丹沢・小川谷


9月23日(金)くもり時々晴れ。
年齢とともに、身体に切れがなくなり、足のふんばりも効かなくなってきた。
もう危険な沢も潮時かなあ、なんて思う今日このごろ。
夏の締めくくりとして、今行っとかないと、もう行けないだろう”小川谷廊下”の大棚を見に出かける。
前回は3人パーティー、今回は単独、ゆっくり写真を撮りながら登ろう。

小川谷は、水量が多いと遡行困難だが、最近は雨も少ないので大丈夫だろう。 穴の平橋手前の駐車スペースに車を止める。
三連休の初日だが、小川谷を遡行する人はいないらしい。 人気の沢なので、誰か入る人がいると思っていたのだが・・・。
荷物は出来るだけ軽くするため、傘やカッパ、履き替え用運動靴などは、車においていく。
堰堤を幾つか下り、小川谷本流に降り立つ。 廊下入り口の滝まで20分くらいで着く。
水量は、通常レベルまたはやや少ないか、理想的だ。 2M滝を越え、5MCSの滝がやや難関。
右側に垂れるシュリンゲは、かなり怪しくなってきている。
しかし、頼らないと登れないので、補助的に利用し、階段状の倒木をズリズリ這い登る。
ここが、今日一の苦しさだった。 息を整え、次のゴルジュに突っ込む。
ほとんどの滝は、残置豊富、また丁度いい手がかりがあるので、適度な緊張感で登っていける。
前回よりも、釜が大分埋まっているようで、ほとんど腰程度で通過できる。
誰もいないし、時間にも余裕あるので、ゆっくり休憩と撮影タイムをとりながら登って行く。
小さな巻きもあるが、ここは水線沿いに登る方が楽、巻きはぬめった壁が多くかえって危険だ。
水圧に負けないように、頑張って突っ張ると胸まで濡れてくる。 白い花崗岩がとてもきれいだ。
時折薄日も差し、水もそう冷たく感じない。
釜は青く澄んでいて、真夏であれば、ジャブジャブ泳げる。
途中、大岩の滑り台は、下にあった倒木を踏み台にして残置を掴み、腕力で登りきる。 もう、この程度でもかなり疲れる。
上から覗いてみると、大岩の下の水流沿いからでも、登れそうだった。
少し歩くと、またゴルジュ。 ここには、支流の大コバ沢が、12Mの滝をかけて落ちているところだ。
沢幅も狭く、絵になるところ。 滝とV字谷のシルエットが美しい。

ここでちょっと失敗、なんでもないところでつまずき、滝の上の小釜にドボン。
頭から水を被ってしまったので、カメラが心配、幸こんなこともあろうかと思って、ビニール袋に入れておいたのが良かった。
上半身脱いで、水を搾り出す、また着ると、少し震えがきた、さあ、早く歩かなくちゃ。
幾つか滝を越えて行くと、この谷の盟主大棚が現れた。 やっと出てきたかという感じだ。
二段20Mというが、下の4Mを入れ、三段20Mというところだろう。 滝壷は以前の半分だ、全体に浅くなってきている。

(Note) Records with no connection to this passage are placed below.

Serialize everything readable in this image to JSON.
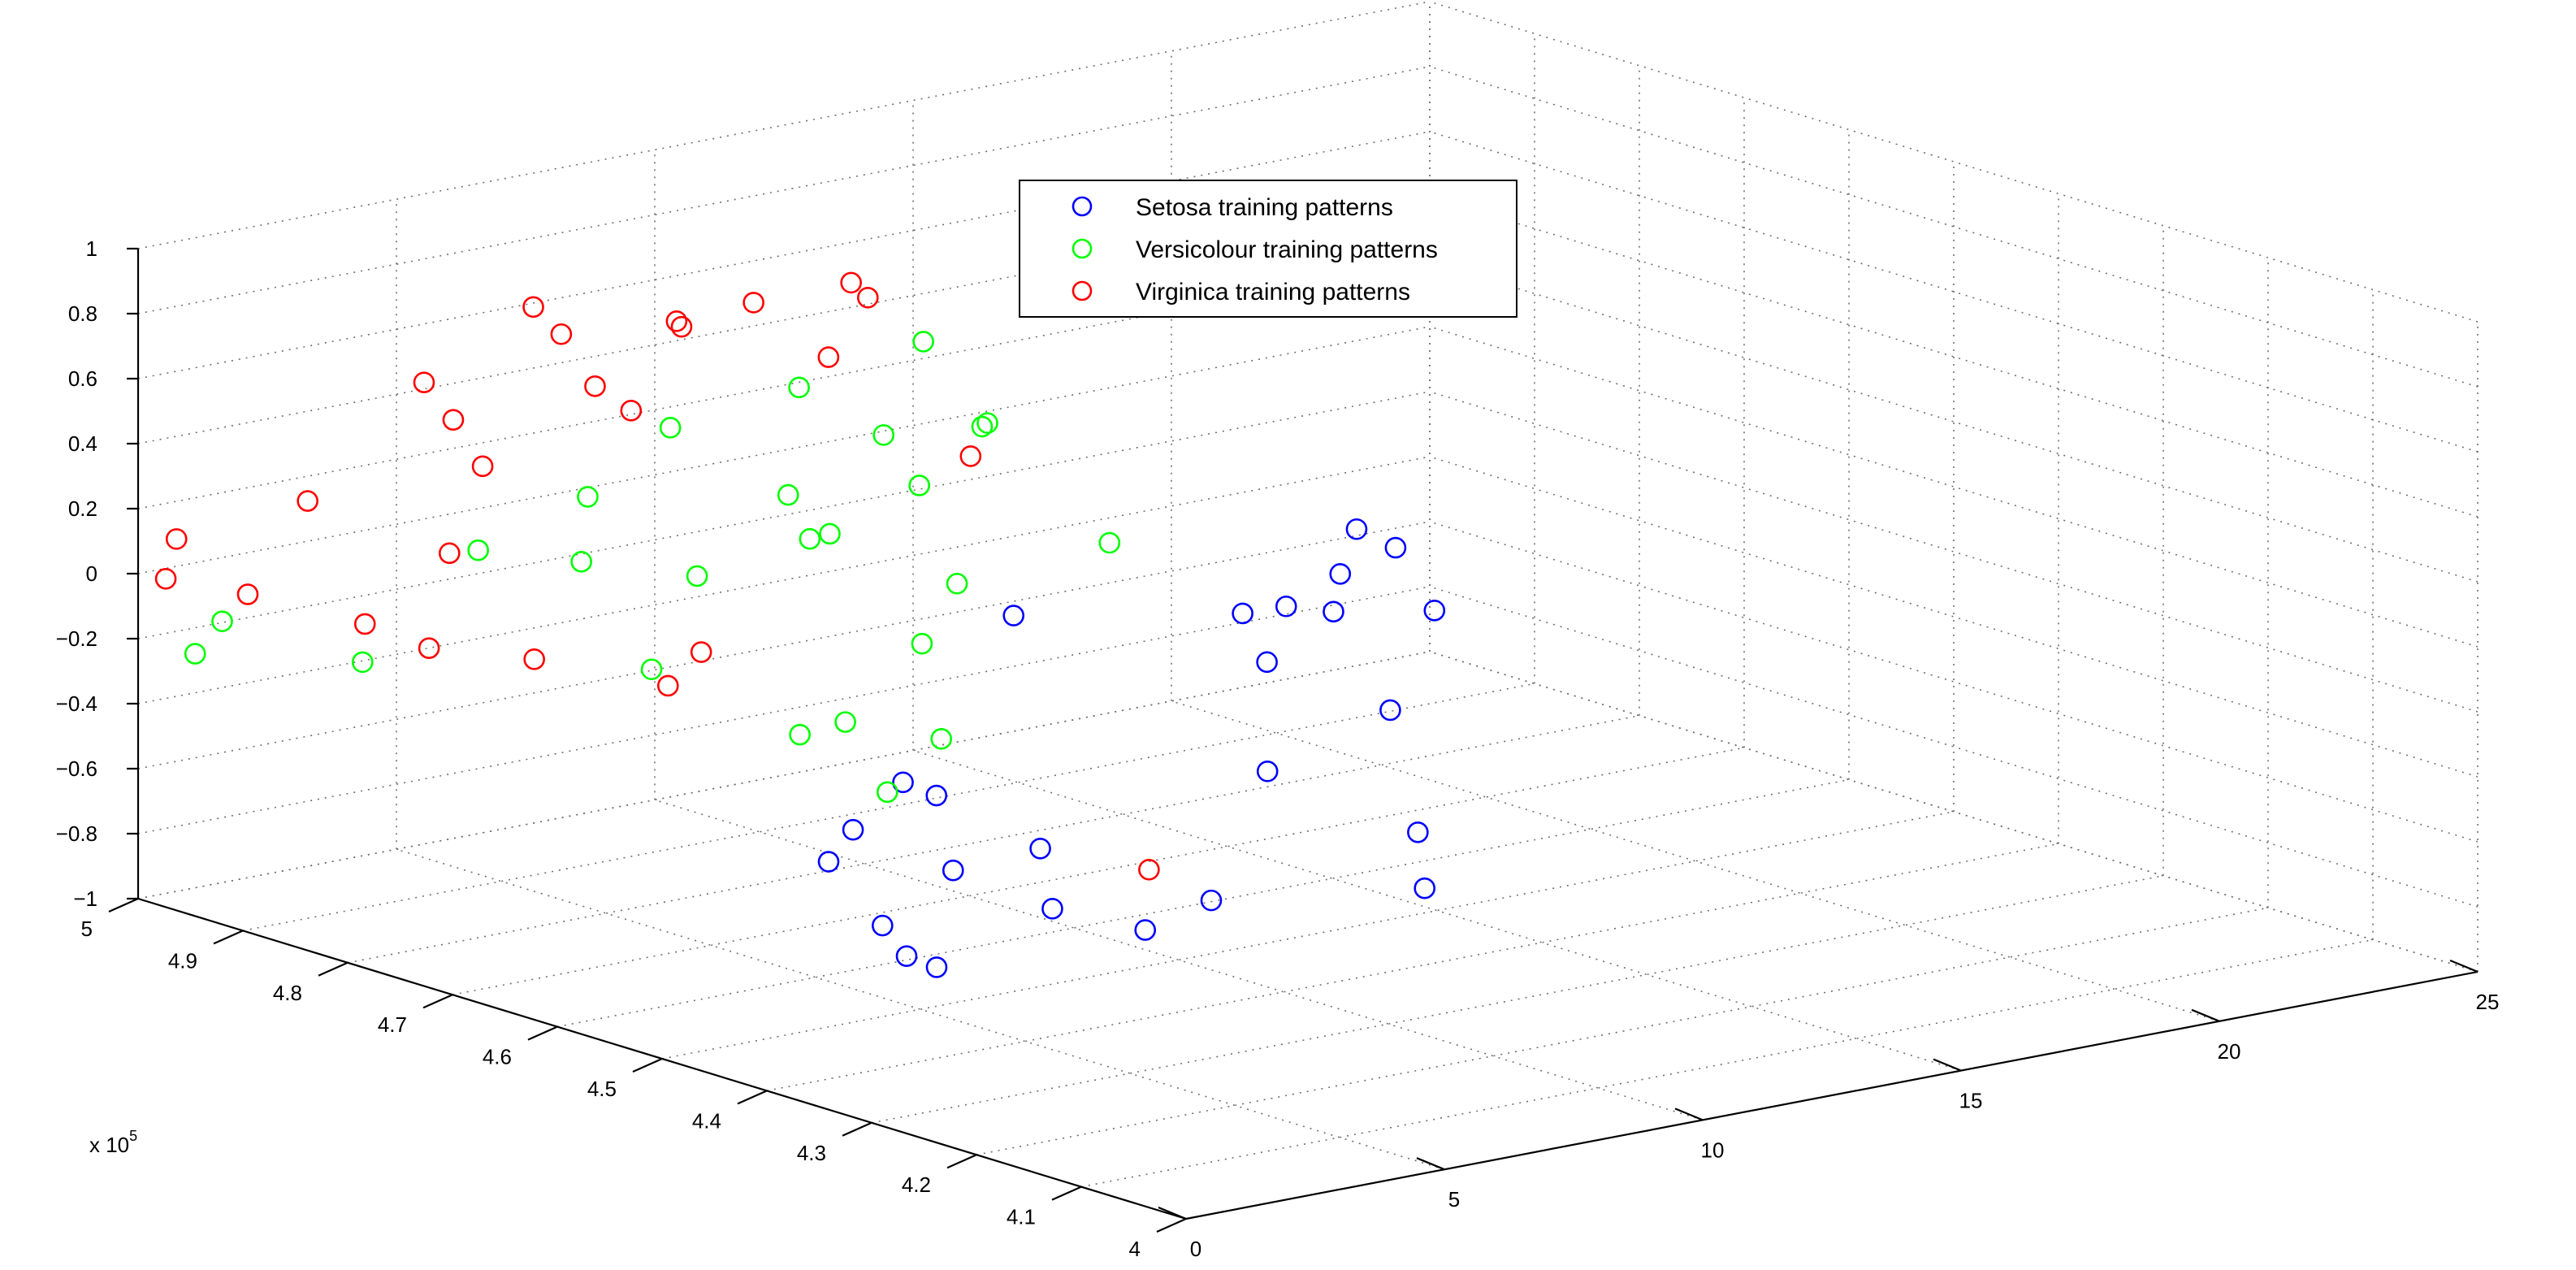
{
  "chart_data": {
    "type": "scatter",
    "title": "",
    "xlabel": "",
    "ylabel": "",
    "zlabel": "",
    "x_axis": {
      "range": [
        0,
        25
      ],
      "ticks": [
        0,
        5,
        10,
        15,
        20,
        25
      ]
    },
    "y_axis": {
      "range": [
        4.0,
        5.0
      ],
      "ticks": [
        4,
        4.1,
        4.2,
        4.3,
        4.4,
        4.5,
        4.6,
        4.7,
        4.8,
        4.9,
        5
      ],
      "tick_labels": [
        "4",
        "4.1",
        "4.2",
        "4.3",
        "4.4",
        "4.5",
        "4.6",
        "4.7",
        "4.8",
        "4.9",
        "5"
      ],
      "multiplier_label": "x 10",
      "multiplier_exponent": "5"
    },
    "z_axis": {
      "range": [
        -1,
        1
      ],
      "ticks": [
        -1,
        -0.8,
        -0.6,
        -0.4,
        -0.2,
        0,
        0.2,
        0.4,
        0.6,
        0.8,
        1
      ],
      "tick_labels": [
        "−1",
        "−0.8",
        "−0.6",
        "−0.4",
        "−0.2",
        "0",
        "0.2",
        "0.4",
        "0.6",
        "0.8",
        "1"
      ]
    },
    "grid": true,
    "legend_position": "top-center",
    "series": [
      {
        "name": "Setosa  training patterns",
        "color": "#0000ff",
        "marker": "circle",
        "points": [
          {
            "x": 22.57,
            "y": 4.95,
            "z": -0.5
          },
          {
            "x": 22.31,
            "y": 4.9,
            "z": -0.5
          },
          {
            "x": 22.86,
            "y": 4.89,
            "z": -0.7
          },
          {
            "x": 20.63,
            "y": 4.87,
            "z": -0.5
          },
          {
            "x": 19.99,
            "y": 4.89,
            "z": -0.6
          },
          {
            "x": 19.08,
            "y": 4.8,
            "z": -0.5
          },
          {
            "x": 17.93,
            "y": 4.83,
            "z": -0.5
          },
          {
            "x": 17.59,
            "y": 4.79,
            "z": -0.6
          },
          {
            "x": 15.12,
            "y": 4.91,
            "z": -0.5
          },
          {
            "x": 15.92,
            "y": 4.59,
            "z": -0.5
          },
          {
            "x": 13.34,
            "y": 4.58,
            "z": -0.6
          },
          {
            "x": 14.02,
            "y": 4.47,
            "z": -0.7
          },
          {
            "x": 12.37,
            "y": 4.88,
            "z": -0.9
          },
          {
            "x": 10.99,
            "y": 4.78,
            "z": -0.8
          },
          {
            "x": 10.16,
            "y": 4.64,
            "z": -0.8
          },
          {
            "x": 11.92,
            "y": 4.36,
            "z": -0.7
          },
          {
            "x": 11.44,
            "y": 4.54,
            "z": -0.9
          },
          {
            "x": 8.27,
            "y": 4.63,
            "z": -0.8
          },
          {
            "x": 7.96,
            "y": 4.52,
            "z": -0.8
          },
          {
            "x": 6.13,
            "y": 4.62,
            "z": -0.6
          },
          {
            "x": 5.86,
            "y": 4.63,
            "z": -0.7
          },
          {
            "x": 5.7,
            "y": 4.32,
            "z": -0.6
          },
          {
            "x": 5.28,
            "y": 4.55,
            "z": -0.8
          },
          {
            "x": 4.3,
            "y": 4.45,
            "z": -0.8
          },
          {
            "x": 3.11,
            "y": 4.42,
            "z": -0.7
          }
        ]
      },
      {
        "name": "Versicolour  training patterns",
        "color": "#00ff00",
        "marker": "circle",
        "points": [
          {
            "x": 14.59,
            "y": 4.97,
            "z": 0.3
          },
          {
            "x": 14.51,
            "y": 4.91,
            "z": 0.1
          },
          {
            "x": 13.01,
            "y": 4.93,
            "z": 0.1
          },
          {
            "x": 12.59,
            "y": 4.99,
            "z": 0.2
          },
          {
            "x": 12.18,
            "y": 4.79,
            "z": 0.3
          },
          {
            "x": 11.47,
            "y": 4.82,
            "z": 0.1
          },
          {
            "x": 11.5,
            "y": 4.64,
            "z": 0.1
          },
          {
            "x": 9.54,
            "y": 4.85,
            "z": 0.1
          },
          {
            "x": 9.49,
            "y": 4.96,
            "z": 0.2
          },
          {
            "x": 8.52,
            "y": 4.76,
            "z": 0.1
          },
          {
            "x": 9.35,
            "y": 4.82,
            "z": 0.0
          },
          {
            "x": 9.36,
            "y": 4.68,
            "z": 0.0
          },
          {
            "x": 7.87,
            "y": 4.64,
            "z": -0.1
          },
          {
            "x": 7.08,
            "y": 4.92,
            "z": 0.1
          },
          {
            "x": 6.56,
            "y": 4.79,
            "z": 0.0
          },
          {
            "x": 5.74,
            "y": 4.86,
            "z": 0.0
          },
          {
            "x": 5.17,
            "y": 4.58,
            "z": -0.2
          },
          {
            "x": 4.96,
            "y": 4.92,
            "z": 0.0
          },
          {
            "x": 4.39,
            "y": 4.45,
            "z": -0.1
          },
          {
            "x": 3.65,
            "y": 4.69,
            "z": -0.1
          },
          {
            "x": 2.94,
            "y": 4.43,
            "z": -0.2
          },
          {
            "x": 2.87,
            "y": 4.51,
            "z": -0.1
          },
          {
            "x": 0.49,
            "y": 4.81,
            "z": -0.1
          },
          {
            "x": 0.41,
            "y": 4.94,
            "z": -0.1
          },
          {
            "x": 0.09,
            "y": 4.95,
            "z": -0.2
          }
        ]
      },
      {
        "name": "Virginica training patterns",
        "color": "#ff0000",
        "marker": "circle",
        "points": [
          {
            "x": 13.11,
            "y": 4.95,
            "z": 0.5
          },
          {
            "x": 10.96,
            "y": 4.86,
            "z": 0.7
          },
          {
            "x": 10.29,
            "y": 4.92,
            "z": 0.6
          },
          {
            "x": 10.32,
            "y": 4.85,
            "z": 0.5
          },
          {
            "x": 9.42,
            "y": 4.67,
            "z": 0.4
          },
          {
            "x": 8.49,
            "y": 4.9,
            "z": 0.6
          },
          {
            "x": 7.38,
            "y": 4.85,
            "z": 0.7
          },
          {
            "x": 6.77,
            "y": 4.93,
            "z": 0.6
          },
          {
            "x": 6.23,
            "y": 4.93,
            "z": 0.7
          },
          {
            "x": 6.41,
            "y": 4.88,
            "z": 0.5
          },
          {
            "x": 5.89,
            "y": 4.82,
            "z": 0.5
          },
          {
            "x": 4.52,
            "y": 4.95,
            "z": 0.5
          },
          {
            "x": 4.68,
            "y": 4.93,
            "z": 0.4
          },
          {
            "x": 3.22,
            "y": 4.83,
            "z": 0.4
          },
          {
            "x": 1.97,
            "y": 4.8,
            "z": 0.2
          },
          {
            "x": 2.38,
            "y": 4.58,
            "z": 0.1
          },
          {
            "x": 1.94,
            "y": 4.59,
            "z": 0.0
          },
          {
            "x": 1.05,
            "y": 4.89,
            "z": 0.3
          },
          {
            "x": 0.54,
            "y": 4.99,
            "z": 0.1
          },
          {
            "x": 0.13,
            "y": 4.98,
            "z": 0.0
          },
          {
            "x": 0.5,
            "y": 4.92,
            "z": 0.0
          },
          {
            "x": 0.74,
            "y": 4.82,
            "z": 0.0
          },
          {
            "x": 0.56,
            "y": 4.75,
            "z": 0.0
          },
          {
            "x": 1.38,
            "y": 4.69,
            "z": 0.0
          },
          {
            "x": 0.5,
            "y": 4.06,
            "z": 0.0
          }
        ]
      }
    ]
  }
}
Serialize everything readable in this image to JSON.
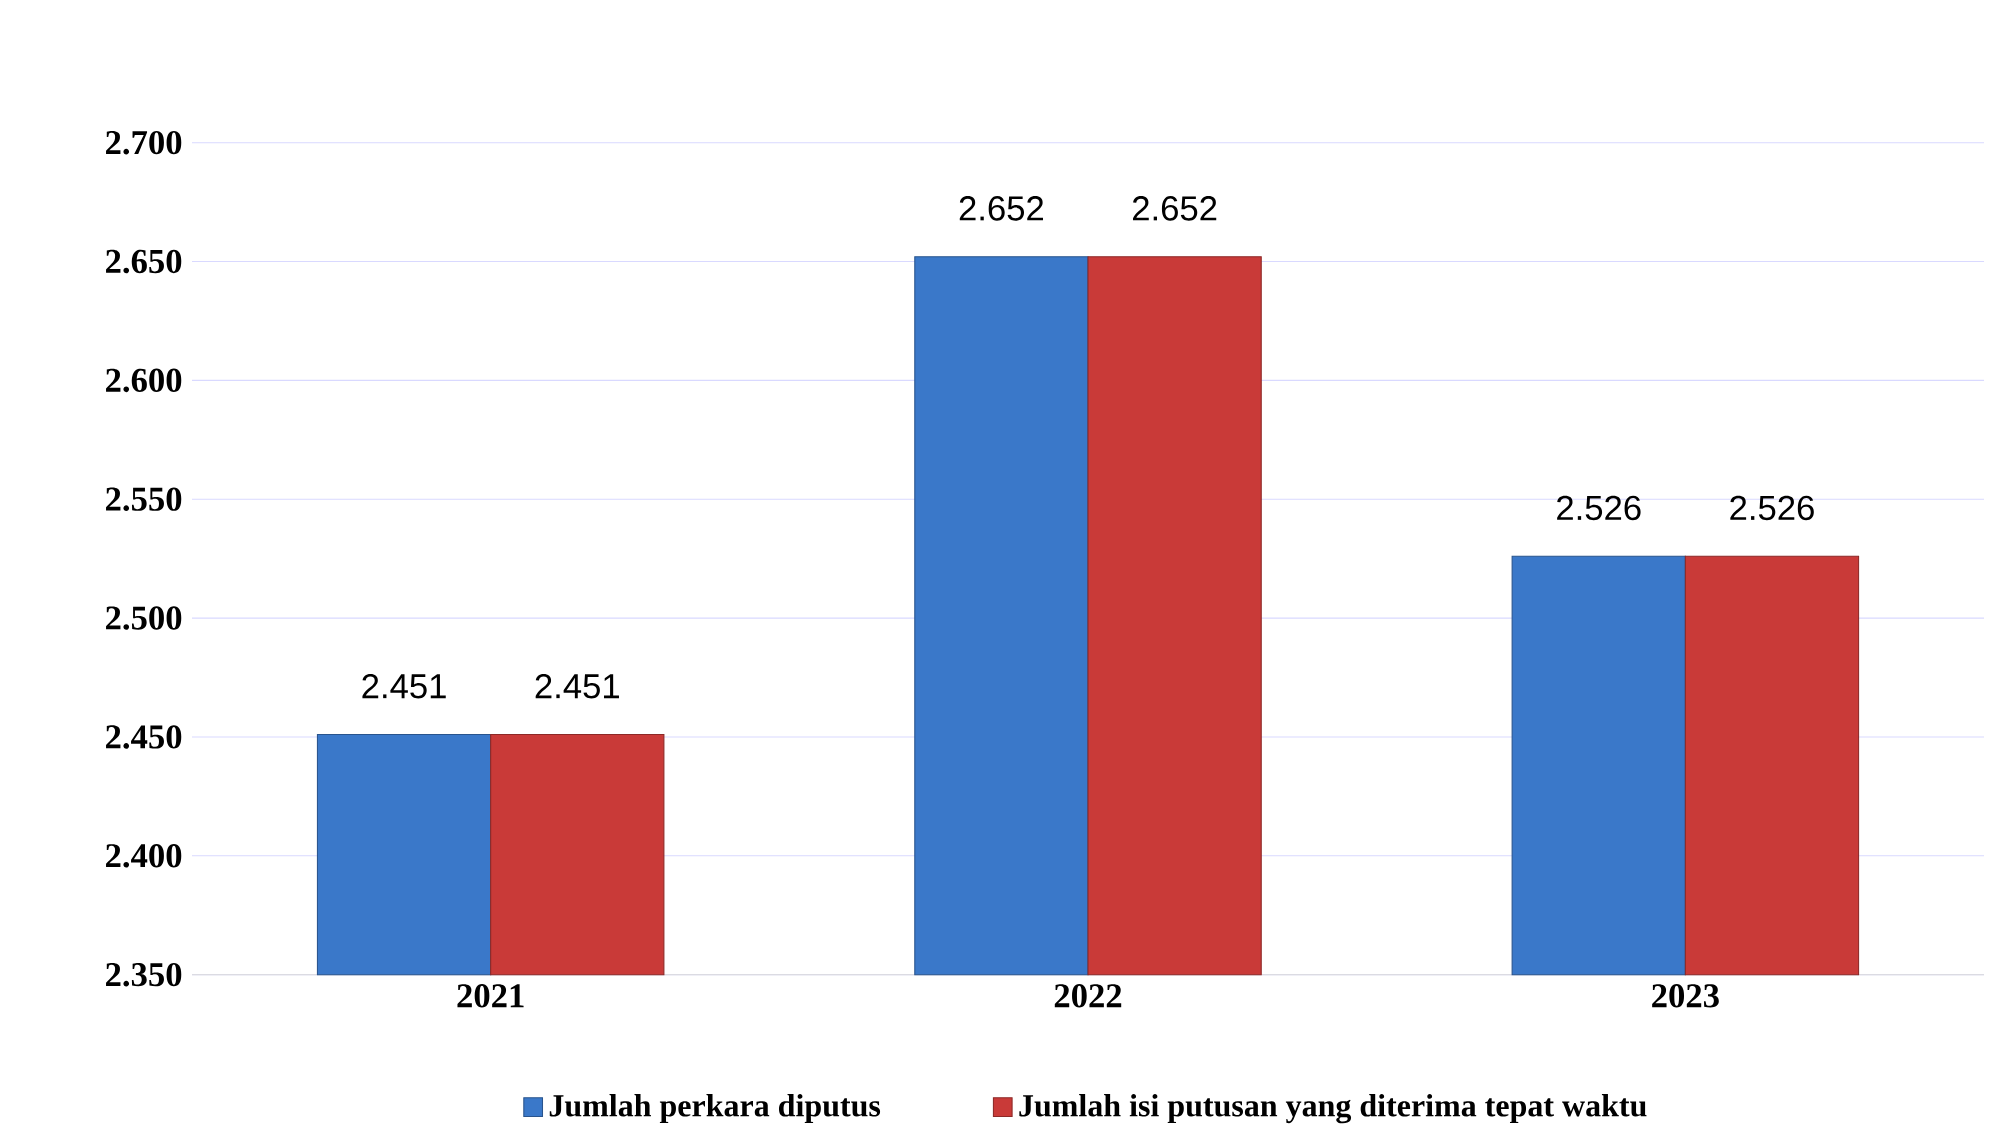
{
  "chart_data": {
    "type": "bar",
    "categories": [
      "2021",
      "2022",
      "2023"
    ],
    "series": [
      {
        "name": "Jumlah perkara diputus",
        "color": "#3a78c9",
        "values": [
          2451,
          2652,
          2526
        ],
        "value_labels": [
          "2.451",
          "2.652",
          "2.526"
        ]
      },
      {
        "name": "Jumlah isi putusan yang diterima tepat waktu",
        "color": "#c93a38",
        "values": [
          2451,
          2652,
          2526
        ],
        "value_labels": [
          "2.451",
          "2.652",
          "2.526"
        ]
      }
    ],
    "ylim": [
      2350,
      2700
    ],
    "yticks": [
      {
        "value": 2350,
        "label": "2.350"
      },
      {
        "value": 2400,
        "label": "2.400"
      },
      {
        "value": 2450,
        "label": "2.450"
      },
      {
        "value": 2500,
        "label": "2.500"
      },
      {
        "value": 2550,
        "label": "2.550"
      },
      {
        "value": 2600,
        "label": "2.600"
      },
      {
        "value": 2650,
        "label": "2.650"
      },
      {
        "value": 2700,
        "label": "2.700"
      }
    ],
    "grid": "y",
    "legend": "bottom"
  }
}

今日の目的は、この滝を写真に収めるのが第一目標なので、ここまで来れてうれしい。
堂々と落ちていて実に清清しい。 さあ、気合を入れて左の岩塔を登ろう。
一歩一歩ホールドを確認しながら、ゆっくり登る。 ここを登りきると、もう怖いところはなし、日差しの出てきた滑を、たんたんと登る。
安心感からか、この辺は水と戯れる場所として、気持ちいいところだ。
最後のトイ状の滝がでてきた、ここは左から巻いて上がる。

さあ、見慣れた東沢の流れが見えてきた、遡行終了点だ。 服も乾きぎみになり、最高の気分だ、丁度12時、昼食タイム。
あとは、登山道を1時間も歩けば楽勝、これでビールがあればなあ・・・。
堰堤手前の踏み跡を拾い、登山道に出る。 この辺はとても迷いやすいところ、一番最初は見過ごして、とんでもないところまで行ってしまい、ビバークを余儀なくさせられた苦い思い出がある場所だ。
登山道も諸所変遷があるが、おおむね良好、林道まであっという間でした。
あらためて、単独では、この辺が限界だなあ、と思いつつ、小川谷をあとにした。
もう一つ、100選の滝の一つ、弥七沢のヒョングリの滝を撮影し、帰途についた。